Além disso, os modos de vida de muitos povos criam uma exposição às doenças infecciosas a qual as pessoas nas cidades não estão submetidas. Grande parte dos povos indígenas vive em casas coletivas, e é comum entre muitos deles o compartilhamento de utensílios, como cuias, tigelas e outros objetos, o que favorece as situações de contágio.
Casos por DSEI
Dsei | Suspeitos | Confirmados | Descartados | Infectados (atual) | Cura Clínica | Óbitos |
ALAGOAS E SERGIPE | 14 | 15 | 19 | 12 | 1 | 1 |
ALTAMIRA | 6 | 19 | 10 | 14 | 4 | 1 |
ALTO RIO JURUÁ | 3 | 4 | 9 | 1 | 3 | 0 |
ALTO RIO NEGRO | 0 | 141 | 37 | 127 | 9 | 5 |
ALTO RIO PURUS | 0 | 38 | 27 | 21 | 15 | 2 |
ALTO RIO SOLIMÕES | 8 | 444 | 178 | 92 | 328 | 23 |
AMAPÁ E NORTE DO PARÁ | 0 | 117 | 57 | 67 | 49 | 0 |
ARAGUAIA | 0 | 0 | 1 | 0 | 0 | 0 |
BAHIA | 4 | 12 | 83 | 10 | 1 | 0 |
CEARÁ | 79 | 158 | 169 | 95 | 59 | 4 |
CUIABÁ | 0 | 0 | 8 | 0 | 0 | 0 |
GUAMÁ-TOCANTINS | 3 | 144 | 32 | 83 | 50 | 11 |
INTERIOR SUL | 36 | 116 | 124 | 68 | 47 | 1 |
KAIAPÓ DO MATO GROSSO | 0 | 0 | 3 | 0 | 0 | 0 |
KAIAPÓ DO PARÁ | 3 | 58 | 46 | 55 | 0 | 1 |
LESTE DE RORAIMA | 9 | 86 | 65 | 58 | 22 | 6 |
LITORAL SUL | 7 | 18 | 79 | 13 | 4 | 1 |
MANAUS | 10 | 128 | 71 | 45 | 75 | 4 |
MARANHÃO | 104 | 148 | 62 | 144 | 1 | 1 |
MATO GROSSO DO SUL | 8 | 86 | 325 | 54 | 32 | 0 |
MINAS GERAIS E ESPÍRITO SANTO | 31 | 3 | 60 | 0 | 3 | 0 |
MÉDIO RIO PURUS | 0 | 11 | 1 | 0 | 11 | 0 |
MÉDIO RIO SOLIMÕES E AFLUENTES | 0 | 78 | 44 | 38 | 34 | 6 |
PARINTINS | 0 | 30 | 2 | 9 | 19 | 2 |
PERNAMBUCO | 2 | 40 | 29 | 13 | 21 | 2 |
PORTO VELHO | 25 | 15 | 23 | 9 | 4 | 2 |
POTIGUARA | 18 | 20 | 40 | 14 | 6 | 0 |
RIO TAPAJÓS | 74 | 28 | 5 | 21 | 2 | 4 |
TOCANTINS | 2 | 1 | 10 | 1 | 0 | 0 |
VALE DO JAVARI | 2 | 16 | 10 | 13 | 3 | 0 |
VILHENA | 0 | 0 | 5 | 0 | 0 | 0 |
XAVANTE | 4 | 19 | 29 | 18 | 0 | 1 |
XINGU | 1 | 2 | 3 | 2 | 0 | 0 |
YANOMAMI | 13 | 90 | 81 | 73 | 13 | 4 |
TOTAL | 466 | 2085 | 1747 | 1170 | 816 | 82 |
Apagão de dados sobre indígenas
Informações levantadas com base nos boletins das Secretarias Estaduais de Saúde sobre a pandemia e compiladas pela iniciativa Brasil.io.

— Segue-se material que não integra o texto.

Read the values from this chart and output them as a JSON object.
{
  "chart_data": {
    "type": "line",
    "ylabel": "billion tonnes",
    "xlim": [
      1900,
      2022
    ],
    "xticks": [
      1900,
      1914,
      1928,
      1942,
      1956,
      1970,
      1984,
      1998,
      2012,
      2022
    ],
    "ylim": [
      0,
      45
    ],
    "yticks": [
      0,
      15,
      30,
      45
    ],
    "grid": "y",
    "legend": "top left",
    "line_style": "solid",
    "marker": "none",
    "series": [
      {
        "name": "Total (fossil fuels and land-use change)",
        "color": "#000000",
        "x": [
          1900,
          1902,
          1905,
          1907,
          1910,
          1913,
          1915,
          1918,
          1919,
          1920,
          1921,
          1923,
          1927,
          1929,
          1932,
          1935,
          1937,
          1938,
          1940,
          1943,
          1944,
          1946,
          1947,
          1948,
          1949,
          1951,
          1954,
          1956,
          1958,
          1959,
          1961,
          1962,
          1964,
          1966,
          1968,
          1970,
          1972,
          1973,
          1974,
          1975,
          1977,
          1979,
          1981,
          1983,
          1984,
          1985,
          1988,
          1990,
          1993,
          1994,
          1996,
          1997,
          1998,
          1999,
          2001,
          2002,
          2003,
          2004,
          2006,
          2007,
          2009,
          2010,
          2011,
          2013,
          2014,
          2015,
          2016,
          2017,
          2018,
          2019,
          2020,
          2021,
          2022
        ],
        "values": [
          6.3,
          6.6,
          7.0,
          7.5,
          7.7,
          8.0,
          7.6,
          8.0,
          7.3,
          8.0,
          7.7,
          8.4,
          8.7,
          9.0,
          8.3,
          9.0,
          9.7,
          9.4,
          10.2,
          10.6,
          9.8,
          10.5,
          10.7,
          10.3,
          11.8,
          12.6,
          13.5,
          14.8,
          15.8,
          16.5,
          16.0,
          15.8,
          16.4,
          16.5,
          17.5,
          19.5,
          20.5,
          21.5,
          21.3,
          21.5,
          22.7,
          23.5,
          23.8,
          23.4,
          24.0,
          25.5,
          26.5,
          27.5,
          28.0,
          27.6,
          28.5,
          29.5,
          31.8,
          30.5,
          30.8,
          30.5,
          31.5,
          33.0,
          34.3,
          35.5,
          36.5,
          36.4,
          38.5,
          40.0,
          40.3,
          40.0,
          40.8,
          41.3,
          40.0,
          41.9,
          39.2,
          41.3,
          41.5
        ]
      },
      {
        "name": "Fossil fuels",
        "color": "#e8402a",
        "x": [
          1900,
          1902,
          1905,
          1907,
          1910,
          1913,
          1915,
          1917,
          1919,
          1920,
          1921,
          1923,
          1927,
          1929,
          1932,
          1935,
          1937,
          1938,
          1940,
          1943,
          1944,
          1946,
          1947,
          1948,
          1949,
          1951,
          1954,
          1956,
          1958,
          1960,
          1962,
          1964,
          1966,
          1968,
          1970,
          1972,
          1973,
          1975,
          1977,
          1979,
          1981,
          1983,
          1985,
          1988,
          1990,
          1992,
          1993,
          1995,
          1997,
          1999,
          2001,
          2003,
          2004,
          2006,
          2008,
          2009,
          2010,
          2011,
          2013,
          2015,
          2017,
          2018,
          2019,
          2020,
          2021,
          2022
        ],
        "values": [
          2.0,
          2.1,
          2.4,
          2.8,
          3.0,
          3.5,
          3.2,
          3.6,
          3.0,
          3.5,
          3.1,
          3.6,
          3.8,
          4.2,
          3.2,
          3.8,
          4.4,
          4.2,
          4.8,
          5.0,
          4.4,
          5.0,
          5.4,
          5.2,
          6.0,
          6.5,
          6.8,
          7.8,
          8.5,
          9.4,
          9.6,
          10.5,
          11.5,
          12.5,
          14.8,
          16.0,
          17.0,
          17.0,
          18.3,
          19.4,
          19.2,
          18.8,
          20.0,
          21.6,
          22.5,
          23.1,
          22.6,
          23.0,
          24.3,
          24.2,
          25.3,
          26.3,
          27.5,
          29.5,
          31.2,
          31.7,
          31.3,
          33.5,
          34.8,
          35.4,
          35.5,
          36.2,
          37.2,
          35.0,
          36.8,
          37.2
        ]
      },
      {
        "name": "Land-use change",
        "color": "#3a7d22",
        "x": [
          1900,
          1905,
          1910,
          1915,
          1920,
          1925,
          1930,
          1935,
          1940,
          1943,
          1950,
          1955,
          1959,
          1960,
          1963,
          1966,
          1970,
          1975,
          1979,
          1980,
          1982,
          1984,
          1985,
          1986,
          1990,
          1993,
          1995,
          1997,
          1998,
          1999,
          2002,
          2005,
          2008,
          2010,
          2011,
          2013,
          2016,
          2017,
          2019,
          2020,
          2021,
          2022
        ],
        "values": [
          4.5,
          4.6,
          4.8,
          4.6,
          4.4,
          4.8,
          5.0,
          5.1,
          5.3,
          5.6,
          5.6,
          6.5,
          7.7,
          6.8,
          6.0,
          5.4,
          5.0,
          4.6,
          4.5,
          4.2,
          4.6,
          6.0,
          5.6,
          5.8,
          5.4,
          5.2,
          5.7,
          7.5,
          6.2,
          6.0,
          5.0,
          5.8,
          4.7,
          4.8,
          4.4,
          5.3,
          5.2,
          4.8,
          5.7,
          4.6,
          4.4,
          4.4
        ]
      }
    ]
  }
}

Para os casos indígenas, a fonte é a Secretaria Especial de Saúde Indígena (Sesai), subordinada ao Ministério da Saúde (MS). Os números informam sobre a dinâmica de notificação, e não refletem necessariamente a extensão da epidemia.

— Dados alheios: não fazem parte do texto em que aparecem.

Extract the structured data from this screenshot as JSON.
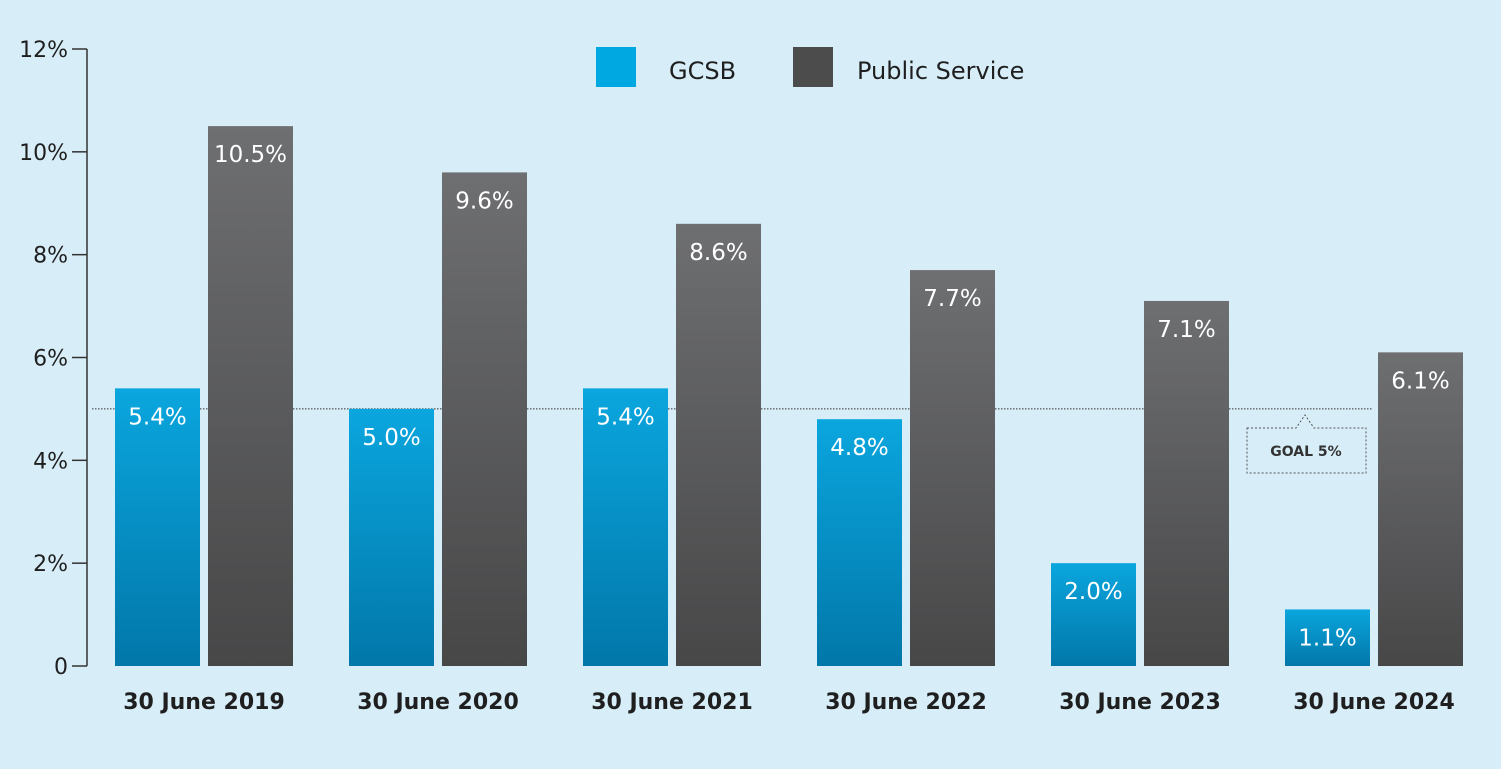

O atendimento aos indígenas que vivem nas cidades está sendo feito nas estruturas de saúde municipais e estaduais – fora do sistema de saúde indígena. Não há um monitoramento oficial desses casos.
Para a liderança Sateré-Mawé, Marcivana Paixa, a covid-19 expõe a “pouca-vergonha” do sistema regulador da Sesai, que ignora a presença de indígena na cidade, e a omissão dos órgãos de saúde estaduais e municipais. A covid-19 apenas explicita essa omissão, mas indígenas nunca são notificados por sua origem quando adoecem e procuram o sistema de saúde, garantindo o apagão de dados sobre o assunto.
“Os índios sempre estiveram doentes. Não é a partir dessa pandemia que isso acontece. Sempre houve alto índice de mortalidade dos indígenas. Só que como muitos estão nas cidades e não são cobertos nesse sistema de saúde, não aparecem nos dados oficias. A covid-19 escancara essa ‘pouca-vergonha’. Para a Copime, é importante a gente identificar quais as endemias que mais atingem as populações indígenas nas cidades, até para criar uma política de saúde de enfrentamento”, alerta ela.
Compõem a análise dados de vulnerabilidade social, disponibilidade de leitos hospitalares, números de casos por município, número de óbitos, perfil etário da população indígena, vias de acesso e outros fatores relacionados com a estrutura de atendimento da saúde indígena e mobilidade territorial.